The eutD gene of Salmonella enterica encodes a protein with phosphotransacetylase enzyme activity

Abstract

The EutD protein of Salmonella enterica is homologous to the catalytic domain of the phosphotransacetylase (Pta) enzyme. The Pta-like activity level of the EutD enzyme compared favorably to that of other Pta enzymes. High-pressure liquid chromatography and mass spectrometry verified that acetyl-coenzyme A was the product of the reaction. The EutD protein restored growth of an S. enterica pta strain on acetate as the source of carbon and energy.

FIG. 1.

Biochemical steps for the conversion of ethanolamine and 1,2-propanediol to the corresponding acyl-CoA derivative. (A) Ethanolamine is converted to Ac-CoA in two steps. EutD and Ack then convert Ac-CoA to acetate, which is excreted. (B) Similarly, 1,2-propanediol is converted from Pro-CoA to propionate by Pta and Ack. Propionate is eventually excreted.

FIG. 2.

EutD can restore growth of a pta acs strain on 50 mM acetate. Growth kinetics was analyzed using a 96-well microtiter plate (Becton Dickinson) and a computer-controlled Ultra microplate reader (Bio-Tek Instruments) equipped with KC4 software. The temperature of the incubation chamber was set at 37°C. Each well of the plate contained 198 μl of fresh medium, which was inoculated with 2 μl of an overnight culture of S. enterica grown on nutrient broth medium. Growth was monitored according to increases in the absorbance at 650 nm. Data were collected every 15 min; cultures were shaken for 800 s between readings. Plasmids carrying wild-type alleles of the M. thermophila pta (pML702 pta⁺) or S. enterica eutD (plasmid pEUTD2 P_araBAD-eutD⁺) genes were introduced into the strain. Expression of the eutD gene was induced by the presence of arabinose in the medium (250 μM). Strains were grown on a minimal medium (4) supplemented with MgSO₄ (1 mM), l-methionine (0.5 mM), and acetate (50 mM). pBAD30, cloning vector; peutD⁺, pEUTD2.

FIG. 3.

Ac-CoA is the product of the EutD-catalyzed reaction. (A) Elution profile of components of a EutD-catalyzed reaction. Components of the reaction mixture were separated (as described previously) (14) using a Prodigy 5μ ODS-2 column (Phenomenex) (250 by 4.60 mm; 5 μm), a computer-controlled high-pressure liquid chromatography system equipped with a model 600 quaternary solvent delivery system (Waters, Milford, Mass.), and a model 996 Plus photodiode array detector. Elution of materials from the column was monitored at 260 nm.

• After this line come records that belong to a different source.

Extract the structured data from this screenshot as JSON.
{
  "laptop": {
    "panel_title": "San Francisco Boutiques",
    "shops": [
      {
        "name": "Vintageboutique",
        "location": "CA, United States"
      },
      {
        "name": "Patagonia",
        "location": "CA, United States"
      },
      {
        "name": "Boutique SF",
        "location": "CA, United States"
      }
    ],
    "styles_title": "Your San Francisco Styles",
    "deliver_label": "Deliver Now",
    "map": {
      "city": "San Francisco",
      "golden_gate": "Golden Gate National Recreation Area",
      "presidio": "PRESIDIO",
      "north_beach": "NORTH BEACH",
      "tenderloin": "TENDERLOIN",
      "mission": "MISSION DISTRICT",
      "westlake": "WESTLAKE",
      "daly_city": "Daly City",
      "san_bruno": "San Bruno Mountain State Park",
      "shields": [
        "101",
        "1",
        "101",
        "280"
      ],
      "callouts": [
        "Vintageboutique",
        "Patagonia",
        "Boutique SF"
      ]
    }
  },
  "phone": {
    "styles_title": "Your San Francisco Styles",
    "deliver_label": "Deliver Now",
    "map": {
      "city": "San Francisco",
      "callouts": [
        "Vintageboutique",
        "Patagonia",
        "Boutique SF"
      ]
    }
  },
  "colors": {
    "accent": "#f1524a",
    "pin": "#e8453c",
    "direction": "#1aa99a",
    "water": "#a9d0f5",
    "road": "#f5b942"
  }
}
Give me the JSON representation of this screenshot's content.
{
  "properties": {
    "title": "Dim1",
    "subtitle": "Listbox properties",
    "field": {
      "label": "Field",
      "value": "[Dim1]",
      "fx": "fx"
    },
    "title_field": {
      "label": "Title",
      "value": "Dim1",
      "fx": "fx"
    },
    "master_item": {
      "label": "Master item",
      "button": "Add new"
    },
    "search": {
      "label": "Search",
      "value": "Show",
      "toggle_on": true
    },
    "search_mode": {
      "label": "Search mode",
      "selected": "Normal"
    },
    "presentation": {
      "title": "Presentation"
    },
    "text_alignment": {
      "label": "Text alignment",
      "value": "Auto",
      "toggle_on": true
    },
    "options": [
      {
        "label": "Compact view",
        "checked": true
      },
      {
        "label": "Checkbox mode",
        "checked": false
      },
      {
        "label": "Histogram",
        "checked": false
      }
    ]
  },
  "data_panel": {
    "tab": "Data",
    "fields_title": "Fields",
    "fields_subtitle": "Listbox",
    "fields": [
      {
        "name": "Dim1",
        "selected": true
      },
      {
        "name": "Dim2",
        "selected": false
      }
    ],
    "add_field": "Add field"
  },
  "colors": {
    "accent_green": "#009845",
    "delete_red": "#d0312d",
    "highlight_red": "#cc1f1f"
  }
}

The column was first developed isocratically with acetonitrile and water (1.75/98.25) containing 0.2 M ammonium acetate for 20 min at a rate of 1 ml/min and then switched to a 100-min convex gradient (Waters curve 3) with acetonitrile and water (10/90) containing 0.2 M ammonium acetate. The column was maintained at 35°C, and the flow rate was kept constant at 1 ml/min. A reaction mixture containing authentic Ac-CoA (Sigma) but lacking EutD was processed in parallel and used to determine the retention time for Ac-CoA under the conditions used. (B) Mass spectrometry. Fractions containing the EutD reaction product were concentrated using a vacuum and a SpeedVac concentrator (Thermo Savant), resuspended in 50% acetonitrile, and analyzed by ion electrospray mass spectrometry (negative mode) at the University of Wisconsin—Madison Biotechnology Center. The labeled peaks identified prominent ions of the molecular ion. The fragmentation pattern of the sample was identical to that of authentic Ac-CoA purchased from Sigma (data not shown). amu, atomic mass units.